Dean of Graduate School will step down

Message from Mark E. Welker, Interim Provost:

Lorna MooreDr. Lorna G. Moore will be stepping down from her position as Dean of the Graduate School of Arts and Sciences when her 5-year term ends on June 30, 2012. During her tenure, Dean Moore, her staff, and our graduate faculty have improved graduate education in a number of areas.

The interdisciplinary PhD programs were reorganized to better meet the needs of incoming students and compete more effectively for high-caliber, diverse students.  Another outcome has been to strengthen the position of graduate faculty on both the Reynolda and Medical School campuses so that the College and the Medical School faculty are now on equal footing.

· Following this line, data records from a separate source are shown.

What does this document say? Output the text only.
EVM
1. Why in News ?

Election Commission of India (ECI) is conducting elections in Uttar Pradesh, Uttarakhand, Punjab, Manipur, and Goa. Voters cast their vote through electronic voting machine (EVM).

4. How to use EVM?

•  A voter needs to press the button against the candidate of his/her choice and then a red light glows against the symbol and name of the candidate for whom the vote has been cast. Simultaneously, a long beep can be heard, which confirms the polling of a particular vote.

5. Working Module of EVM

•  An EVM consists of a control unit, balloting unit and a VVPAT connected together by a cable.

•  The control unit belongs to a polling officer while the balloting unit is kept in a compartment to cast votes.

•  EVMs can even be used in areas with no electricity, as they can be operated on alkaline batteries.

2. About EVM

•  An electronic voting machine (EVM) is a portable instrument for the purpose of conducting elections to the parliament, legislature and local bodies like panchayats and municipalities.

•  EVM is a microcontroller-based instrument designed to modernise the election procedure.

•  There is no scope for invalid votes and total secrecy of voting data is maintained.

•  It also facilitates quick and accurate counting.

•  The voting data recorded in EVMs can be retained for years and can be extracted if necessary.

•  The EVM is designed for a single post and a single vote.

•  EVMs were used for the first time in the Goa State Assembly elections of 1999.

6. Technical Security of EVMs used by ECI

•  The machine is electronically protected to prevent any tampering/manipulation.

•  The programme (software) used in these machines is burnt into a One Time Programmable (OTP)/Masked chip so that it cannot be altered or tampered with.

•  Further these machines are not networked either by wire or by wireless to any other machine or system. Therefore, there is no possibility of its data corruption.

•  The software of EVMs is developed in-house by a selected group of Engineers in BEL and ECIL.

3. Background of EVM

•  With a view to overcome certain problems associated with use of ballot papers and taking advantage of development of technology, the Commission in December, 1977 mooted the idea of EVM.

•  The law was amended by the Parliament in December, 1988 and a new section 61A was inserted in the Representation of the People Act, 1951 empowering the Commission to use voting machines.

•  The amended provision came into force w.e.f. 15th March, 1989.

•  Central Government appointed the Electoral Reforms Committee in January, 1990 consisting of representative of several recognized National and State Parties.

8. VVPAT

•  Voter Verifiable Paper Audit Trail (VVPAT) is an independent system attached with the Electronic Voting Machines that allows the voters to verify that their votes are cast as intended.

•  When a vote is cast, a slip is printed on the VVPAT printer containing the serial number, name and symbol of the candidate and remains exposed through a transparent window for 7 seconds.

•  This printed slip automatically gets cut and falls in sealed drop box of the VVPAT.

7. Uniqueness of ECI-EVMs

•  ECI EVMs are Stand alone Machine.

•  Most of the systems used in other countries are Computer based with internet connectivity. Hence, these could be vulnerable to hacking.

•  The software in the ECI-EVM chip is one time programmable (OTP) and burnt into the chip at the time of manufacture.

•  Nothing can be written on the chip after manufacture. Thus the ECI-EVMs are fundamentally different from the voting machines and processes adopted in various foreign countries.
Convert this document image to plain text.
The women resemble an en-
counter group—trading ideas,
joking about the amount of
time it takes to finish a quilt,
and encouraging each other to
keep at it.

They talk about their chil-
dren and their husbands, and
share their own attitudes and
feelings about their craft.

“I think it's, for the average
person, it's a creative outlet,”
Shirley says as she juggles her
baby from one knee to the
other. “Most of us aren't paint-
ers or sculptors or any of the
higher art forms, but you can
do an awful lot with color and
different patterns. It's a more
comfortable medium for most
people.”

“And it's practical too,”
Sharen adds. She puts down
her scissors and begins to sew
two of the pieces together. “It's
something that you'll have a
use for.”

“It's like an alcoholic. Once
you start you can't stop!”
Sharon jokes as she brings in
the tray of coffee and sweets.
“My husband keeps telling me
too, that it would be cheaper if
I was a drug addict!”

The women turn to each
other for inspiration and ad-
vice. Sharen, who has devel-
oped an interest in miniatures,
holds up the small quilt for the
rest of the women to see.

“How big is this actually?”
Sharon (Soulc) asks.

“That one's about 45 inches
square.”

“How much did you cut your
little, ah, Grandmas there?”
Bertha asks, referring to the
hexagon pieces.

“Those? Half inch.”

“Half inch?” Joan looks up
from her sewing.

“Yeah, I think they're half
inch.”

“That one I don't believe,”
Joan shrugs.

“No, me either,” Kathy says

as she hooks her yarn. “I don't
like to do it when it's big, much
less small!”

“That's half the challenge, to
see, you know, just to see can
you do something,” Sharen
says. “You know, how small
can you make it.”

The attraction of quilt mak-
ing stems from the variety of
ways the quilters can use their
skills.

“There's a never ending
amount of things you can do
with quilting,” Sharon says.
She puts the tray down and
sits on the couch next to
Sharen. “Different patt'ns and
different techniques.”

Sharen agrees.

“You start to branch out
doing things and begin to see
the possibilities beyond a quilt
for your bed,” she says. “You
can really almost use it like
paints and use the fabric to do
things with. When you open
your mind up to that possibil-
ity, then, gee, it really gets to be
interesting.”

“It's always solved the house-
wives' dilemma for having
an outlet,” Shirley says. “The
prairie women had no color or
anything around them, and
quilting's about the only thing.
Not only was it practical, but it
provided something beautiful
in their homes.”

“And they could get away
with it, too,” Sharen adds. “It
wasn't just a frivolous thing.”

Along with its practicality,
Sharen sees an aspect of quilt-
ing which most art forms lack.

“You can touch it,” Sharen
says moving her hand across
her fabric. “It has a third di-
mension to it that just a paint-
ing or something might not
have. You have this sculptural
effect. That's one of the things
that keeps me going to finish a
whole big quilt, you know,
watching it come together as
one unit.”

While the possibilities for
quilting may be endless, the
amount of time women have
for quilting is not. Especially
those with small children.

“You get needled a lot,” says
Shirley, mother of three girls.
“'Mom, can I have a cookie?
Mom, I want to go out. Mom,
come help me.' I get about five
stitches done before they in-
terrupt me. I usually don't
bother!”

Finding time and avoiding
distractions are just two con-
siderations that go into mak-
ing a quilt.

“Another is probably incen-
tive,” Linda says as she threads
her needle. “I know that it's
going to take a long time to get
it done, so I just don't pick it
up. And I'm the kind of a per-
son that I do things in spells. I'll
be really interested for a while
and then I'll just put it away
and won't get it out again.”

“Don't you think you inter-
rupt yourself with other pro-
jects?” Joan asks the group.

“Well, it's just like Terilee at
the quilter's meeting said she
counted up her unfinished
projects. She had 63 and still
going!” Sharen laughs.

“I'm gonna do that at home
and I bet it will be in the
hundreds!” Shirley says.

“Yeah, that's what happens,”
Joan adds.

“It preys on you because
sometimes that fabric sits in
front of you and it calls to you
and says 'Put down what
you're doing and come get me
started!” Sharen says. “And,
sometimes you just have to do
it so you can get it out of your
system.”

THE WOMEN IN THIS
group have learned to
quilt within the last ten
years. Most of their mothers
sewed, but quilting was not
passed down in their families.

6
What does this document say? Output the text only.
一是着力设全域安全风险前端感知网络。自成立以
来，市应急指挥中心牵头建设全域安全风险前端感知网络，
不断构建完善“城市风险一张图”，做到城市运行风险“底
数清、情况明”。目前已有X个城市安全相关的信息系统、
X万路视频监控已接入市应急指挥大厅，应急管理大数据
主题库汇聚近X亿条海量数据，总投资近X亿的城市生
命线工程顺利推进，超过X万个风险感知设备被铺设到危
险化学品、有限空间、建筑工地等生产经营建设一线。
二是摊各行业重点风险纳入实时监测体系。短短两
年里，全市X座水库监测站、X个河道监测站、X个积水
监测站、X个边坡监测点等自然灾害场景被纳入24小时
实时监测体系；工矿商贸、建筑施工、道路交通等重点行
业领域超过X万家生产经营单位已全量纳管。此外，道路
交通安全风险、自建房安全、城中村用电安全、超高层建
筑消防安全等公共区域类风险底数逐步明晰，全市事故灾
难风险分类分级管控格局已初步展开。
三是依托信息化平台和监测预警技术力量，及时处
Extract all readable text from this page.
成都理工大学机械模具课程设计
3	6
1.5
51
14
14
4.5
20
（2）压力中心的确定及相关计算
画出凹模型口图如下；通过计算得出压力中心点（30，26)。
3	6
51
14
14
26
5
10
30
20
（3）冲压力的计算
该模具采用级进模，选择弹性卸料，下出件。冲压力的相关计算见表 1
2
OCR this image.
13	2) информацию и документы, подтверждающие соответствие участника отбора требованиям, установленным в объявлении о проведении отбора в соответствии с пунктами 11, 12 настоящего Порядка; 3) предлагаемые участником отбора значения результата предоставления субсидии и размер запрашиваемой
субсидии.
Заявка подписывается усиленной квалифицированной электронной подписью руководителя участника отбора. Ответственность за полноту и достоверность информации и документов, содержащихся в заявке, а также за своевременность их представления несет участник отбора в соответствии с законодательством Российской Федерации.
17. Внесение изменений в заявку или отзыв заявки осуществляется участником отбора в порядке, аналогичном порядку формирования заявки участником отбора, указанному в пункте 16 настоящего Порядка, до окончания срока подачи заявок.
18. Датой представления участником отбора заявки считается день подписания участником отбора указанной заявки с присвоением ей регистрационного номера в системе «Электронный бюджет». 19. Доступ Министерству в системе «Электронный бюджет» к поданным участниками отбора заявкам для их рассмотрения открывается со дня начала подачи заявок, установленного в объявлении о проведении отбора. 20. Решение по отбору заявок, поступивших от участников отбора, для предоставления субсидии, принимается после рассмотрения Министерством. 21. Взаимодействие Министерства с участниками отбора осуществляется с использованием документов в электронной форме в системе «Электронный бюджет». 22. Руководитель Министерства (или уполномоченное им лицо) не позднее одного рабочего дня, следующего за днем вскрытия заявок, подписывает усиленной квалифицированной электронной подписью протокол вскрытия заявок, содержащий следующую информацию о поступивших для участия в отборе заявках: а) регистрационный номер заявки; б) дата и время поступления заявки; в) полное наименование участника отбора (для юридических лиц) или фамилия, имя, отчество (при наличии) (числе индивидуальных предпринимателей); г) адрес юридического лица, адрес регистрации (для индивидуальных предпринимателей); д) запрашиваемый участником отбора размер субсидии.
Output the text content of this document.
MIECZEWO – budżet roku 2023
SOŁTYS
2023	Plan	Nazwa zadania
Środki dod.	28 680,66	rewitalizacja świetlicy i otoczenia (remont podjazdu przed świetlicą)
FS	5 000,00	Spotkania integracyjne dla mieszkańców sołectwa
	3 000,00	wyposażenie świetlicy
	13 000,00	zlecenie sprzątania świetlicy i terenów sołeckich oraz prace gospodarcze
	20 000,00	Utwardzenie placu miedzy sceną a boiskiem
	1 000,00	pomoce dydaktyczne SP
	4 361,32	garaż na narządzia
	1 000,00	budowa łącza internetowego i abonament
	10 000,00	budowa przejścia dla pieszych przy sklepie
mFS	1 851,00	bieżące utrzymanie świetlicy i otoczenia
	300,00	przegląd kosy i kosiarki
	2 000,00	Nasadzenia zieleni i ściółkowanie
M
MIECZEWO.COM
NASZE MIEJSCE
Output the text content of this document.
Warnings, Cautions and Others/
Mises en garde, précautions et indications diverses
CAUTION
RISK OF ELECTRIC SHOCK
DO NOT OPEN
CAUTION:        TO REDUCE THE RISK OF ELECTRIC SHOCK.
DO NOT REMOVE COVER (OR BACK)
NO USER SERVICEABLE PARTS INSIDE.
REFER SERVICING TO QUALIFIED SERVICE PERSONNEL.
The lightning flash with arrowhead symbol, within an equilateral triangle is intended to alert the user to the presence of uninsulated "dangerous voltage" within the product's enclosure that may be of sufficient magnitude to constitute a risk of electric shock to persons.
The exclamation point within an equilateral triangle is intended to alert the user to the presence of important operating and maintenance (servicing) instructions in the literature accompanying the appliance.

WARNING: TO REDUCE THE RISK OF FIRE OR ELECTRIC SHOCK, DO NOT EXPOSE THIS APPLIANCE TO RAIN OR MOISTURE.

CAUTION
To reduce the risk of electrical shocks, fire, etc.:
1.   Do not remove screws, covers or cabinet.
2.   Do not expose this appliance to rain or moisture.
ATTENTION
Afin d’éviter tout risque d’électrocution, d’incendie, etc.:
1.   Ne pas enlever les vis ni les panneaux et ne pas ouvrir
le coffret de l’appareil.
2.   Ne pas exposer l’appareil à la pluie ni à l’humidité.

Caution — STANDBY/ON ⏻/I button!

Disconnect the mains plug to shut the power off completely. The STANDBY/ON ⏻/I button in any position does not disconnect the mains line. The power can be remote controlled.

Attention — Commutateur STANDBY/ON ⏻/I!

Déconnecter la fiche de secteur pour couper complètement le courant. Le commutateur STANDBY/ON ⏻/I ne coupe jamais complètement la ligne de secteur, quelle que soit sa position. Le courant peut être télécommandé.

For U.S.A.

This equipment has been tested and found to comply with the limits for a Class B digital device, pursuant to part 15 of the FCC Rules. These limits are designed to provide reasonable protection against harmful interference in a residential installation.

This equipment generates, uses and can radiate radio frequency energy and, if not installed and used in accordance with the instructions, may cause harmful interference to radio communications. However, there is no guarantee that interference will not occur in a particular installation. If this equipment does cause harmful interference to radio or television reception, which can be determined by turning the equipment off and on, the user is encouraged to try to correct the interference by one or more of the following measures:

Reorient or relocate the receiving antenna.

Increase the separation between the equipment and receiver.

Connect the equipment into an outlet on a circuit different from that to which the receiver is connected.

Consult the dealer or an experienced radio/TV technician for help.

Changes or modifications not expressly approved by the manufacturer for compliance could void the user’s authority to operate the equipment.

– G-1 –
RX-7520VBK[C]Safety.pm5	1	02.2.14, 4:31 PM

Dean Moore also helped us improve the financial structure for the Graduate School’s Masters, PhD, and certificate programs by raising student stipends for students in all programs, the numbers of teaching or other kinds of graduate student assistantships, and staff support. Wake Forest is grateful for her accomplishments.

Her decision to step down is prompted by her desire to pursue her 30+ year physiologic/genomic adaptation to the environmental stress of residence at high altitude. Her internationally-recognized research program on the importance of the maternal/fetal interface in the adaptive process has continued here, forming several new collaborations.

She has been invited to Cambridge University as a visiting scholar for the 2012-13 academic year and will also spend time in Bolivia to collect data for her competing NIH grant renewal. She will then rejoin the faculty at the University of Colorado Denver.

In the next few weeks, Dean Abraham and I plan to appoint an ad hoc committee to examine how to build on strengths and correct weaknesses in graduate education at WFU and this will be timely information for the next Provost and new leadership in graduate education. This report should be completed by early next year for consideration by the Dean of the Medical School and the incoming Provost prior to the appointment of a new leader of graduate education for Wake Forest.